Interesting link, looks like a 'beefier' circuit to the method my original LC meter used. That is, using the inductor as part of an oscillator with a known capacitance, and measuring the frequency.
A meter I built, as stock:
Digital LC Meter Version 2 - VK3BHR
Original page for above meter:
**broken link removed**
Alas, like my own meter (but probably to a lesser extent) I fear it may suffer the same problem. For SMPS transformers/flybacks/coupled inductors, the second winding can change the resonance, or perhaps shift the frequency giving wildly inaccurate results. This is why I chose the rather inaccurate method of di/dt. It won't be much good for very low or very high inductance (say a range of only 4.7u to 47m) but it should also allow a rough estimate the 'saturation knee' given enough current. This can of course be performed with a basic circuit and oscilloscope, but as I mentioned in my first post... I'm tired of having to set up my scope, AND a bench 10A supply every time I just want to check something. A small, standalone, moderately accurate unit would be great.

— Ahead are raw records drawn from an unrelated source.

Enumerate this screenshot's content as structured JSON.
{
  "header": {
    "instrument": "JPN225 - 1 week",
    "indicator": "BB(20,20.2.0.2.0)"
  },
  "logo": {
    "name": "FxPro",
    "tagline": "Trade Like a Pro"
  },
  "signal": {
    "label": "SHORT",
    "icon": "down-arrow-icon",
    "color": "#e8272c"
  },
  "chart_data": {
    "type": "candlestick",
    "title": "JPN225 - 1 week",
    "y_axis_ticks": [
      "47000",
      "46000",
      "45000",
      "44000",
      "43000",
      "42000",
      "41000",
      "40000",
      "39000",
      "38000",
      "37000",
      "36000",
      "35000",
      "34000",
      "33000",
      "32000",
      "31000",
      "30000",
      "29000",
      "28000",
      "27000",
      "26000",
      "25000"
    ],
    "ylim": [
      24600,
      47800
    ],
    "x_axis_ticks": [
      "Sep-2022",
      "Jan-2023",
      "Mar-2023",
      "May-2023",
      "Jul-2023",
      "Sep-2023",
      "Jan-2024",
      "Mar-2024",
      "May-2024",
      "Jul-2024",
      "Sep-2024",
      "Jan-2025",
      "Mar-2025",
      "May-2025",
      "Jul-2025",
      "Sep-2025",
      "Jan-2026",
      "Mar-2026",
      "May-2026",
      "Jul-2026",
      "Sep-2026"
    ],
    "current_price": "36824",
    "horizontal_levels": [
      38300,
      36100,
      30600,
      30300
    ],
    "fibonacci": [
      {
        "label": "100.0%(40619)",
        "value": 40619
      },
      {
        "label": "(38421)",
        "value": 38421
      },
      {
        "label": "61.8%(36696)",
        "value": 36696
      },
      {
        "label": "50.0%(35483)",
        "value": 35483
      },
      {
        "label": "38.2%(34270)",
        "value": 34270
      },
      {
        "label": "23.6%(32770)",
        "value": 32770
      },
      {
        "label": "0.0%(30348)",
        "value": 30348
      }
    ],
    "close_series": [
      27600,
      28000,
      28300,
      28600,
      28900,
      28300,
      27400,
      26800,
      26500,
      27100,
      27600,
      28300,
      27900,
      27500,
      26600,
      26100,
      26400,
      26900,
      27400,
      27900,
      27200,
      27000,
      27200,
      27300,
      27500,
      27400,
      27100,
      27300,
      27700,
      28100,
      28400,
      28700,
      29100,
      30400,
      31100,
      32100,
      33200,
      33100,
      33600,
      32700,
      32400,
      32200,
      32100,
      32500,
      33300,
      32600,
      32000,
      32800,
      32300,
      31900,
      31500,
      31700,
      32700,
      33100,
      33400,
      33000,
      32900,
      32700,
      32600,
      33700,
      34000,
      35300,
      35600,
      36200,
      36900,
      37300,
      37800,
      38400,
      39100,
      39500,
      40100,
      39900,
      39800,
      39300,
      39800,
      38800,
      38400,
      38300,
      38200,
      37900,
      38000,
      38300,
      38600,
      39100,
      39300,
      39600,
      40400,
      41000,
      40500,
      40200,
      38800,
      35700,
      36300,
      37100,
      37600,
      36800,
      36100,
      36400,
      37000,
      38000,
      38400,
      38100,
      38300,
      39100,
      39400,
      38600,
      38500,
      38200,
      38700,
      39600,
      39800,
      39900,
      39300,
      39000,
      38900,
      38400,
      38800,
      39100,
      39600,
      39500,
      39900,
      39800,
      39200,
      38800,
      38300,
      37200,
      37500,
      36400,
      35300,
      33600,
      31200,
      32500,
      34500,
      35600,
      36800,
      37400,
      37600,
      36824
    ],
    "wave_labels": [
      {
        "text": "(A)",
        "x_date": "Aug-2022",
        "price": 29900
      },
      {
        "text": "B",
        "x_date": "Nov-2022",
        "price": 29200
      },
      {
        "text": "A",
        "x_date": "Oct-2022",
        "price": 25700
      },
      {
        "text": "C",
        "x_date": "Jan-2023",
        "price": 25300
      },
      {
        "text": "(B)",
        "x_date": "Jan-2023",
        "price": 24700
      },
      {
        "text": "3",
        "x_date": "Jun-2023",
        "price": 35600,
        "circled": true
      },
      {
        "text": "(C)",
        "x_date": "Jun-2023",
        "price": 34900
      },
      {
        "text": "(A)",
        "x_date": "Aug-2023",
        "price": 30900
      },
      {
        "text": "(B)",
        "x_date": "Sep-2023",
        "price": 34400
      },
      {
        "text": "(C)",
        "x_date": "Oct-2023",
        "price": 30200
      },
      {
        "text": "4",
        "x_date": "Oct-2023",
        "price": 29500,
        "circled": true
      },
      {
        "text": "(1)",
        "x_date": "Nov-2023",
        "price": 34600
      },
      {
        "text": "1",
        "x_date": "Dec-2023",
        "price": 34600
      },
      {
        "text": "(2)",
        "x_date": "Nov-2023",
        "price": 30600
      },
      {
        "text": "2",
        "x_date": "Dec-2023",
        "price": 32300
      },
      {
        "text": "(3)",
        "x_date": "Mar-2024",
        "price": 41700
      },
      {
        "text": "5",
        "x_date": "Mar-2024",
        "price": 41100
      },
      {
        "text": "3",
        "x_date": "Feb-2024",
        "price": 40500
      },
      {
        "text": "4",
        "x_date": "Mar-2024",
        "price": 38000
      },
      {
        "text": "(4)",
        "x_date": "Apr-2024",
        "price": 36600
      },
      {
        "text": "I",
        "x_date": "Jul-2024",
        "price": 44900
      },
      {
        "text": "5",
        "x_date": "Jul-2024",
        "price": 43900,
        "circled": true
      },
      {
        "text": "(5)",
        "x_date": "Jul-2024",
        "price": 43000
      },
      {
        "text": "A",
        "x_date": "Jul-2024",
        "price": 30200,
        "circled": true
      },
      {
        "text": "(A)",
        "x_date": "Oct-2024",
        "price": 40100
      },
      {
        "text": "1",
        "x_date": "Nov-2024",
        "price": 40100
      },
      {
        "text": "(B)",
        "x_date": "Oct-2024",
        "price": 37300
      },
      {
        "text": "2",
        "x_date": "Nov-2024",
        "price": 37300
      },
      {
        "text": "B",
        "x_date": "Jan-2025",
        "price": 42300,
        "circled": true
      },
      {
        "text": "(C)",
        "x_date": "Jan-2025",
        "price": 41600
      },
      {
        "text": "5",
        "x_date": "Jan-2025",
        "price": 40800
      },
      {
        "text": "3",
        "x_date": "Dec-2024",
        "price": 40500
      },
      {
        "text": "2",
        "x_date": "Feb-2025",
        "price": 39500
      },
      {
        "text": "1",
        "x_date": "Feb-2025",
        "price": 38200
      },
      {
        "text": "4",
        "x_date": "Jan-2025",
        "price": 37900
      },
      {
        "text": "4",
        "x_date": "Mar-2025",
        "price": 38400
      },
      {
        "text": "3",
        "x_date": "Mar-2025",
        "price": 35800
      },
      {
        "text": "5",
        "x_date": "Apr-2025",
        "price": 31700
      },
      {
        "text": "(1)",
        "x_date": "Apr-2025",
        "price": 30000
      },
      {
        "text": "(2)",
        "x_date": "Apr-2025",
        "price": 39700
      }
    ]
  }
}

I believe I have a good idea of the measurement process, providing a constant voltage across an inductor, and cutting off the supply once a certain current level is reached - which will be slowly incremented in stages from 50mA to 1A for inductance meansurement. And 0.5 to 8A for saturation.
My only problem seems to be using a capacitor (perhaps a super capacitor) to provide a
constant regulated voltage to the inductor. I've no doubt there will be some sag in the voltage, but to maximise accuracy, I'm using a low voltage of just 2V. This means that a sag in voltage becomes more siginficant when compared to an inductor voltage of say 12V. It also means Voltage drops across a current sense resistor and MOSFET switch must be minimised, or perhaps eliminated entirely by putting them inside the voltage regulation loop.
So, I have seen some app notes on using supercaps (or just 'large value' capacitors) for powering 'flash LEDs' in mobile phone cameras, using the supercap for a high current pulse - but these are constant current discharges. I require constant voltage disharge. So far I have a simple opamp-based linear regulator in LTspice, with a high current NPN darlington. A 12V 2200uF capacitor powers this, and it regulates down to 2V. Getting it to hold regulation when one suddenly draws up to 10A is tricky, but seems the cheapest and easiest way.
Any idea's on how fast transient voltage regulation is done at these currents? We're talking pulses of <500uS and with the input-output differential of a linear reguator being 12V to 2V the capacitor can discharge significantly before regulation is lost.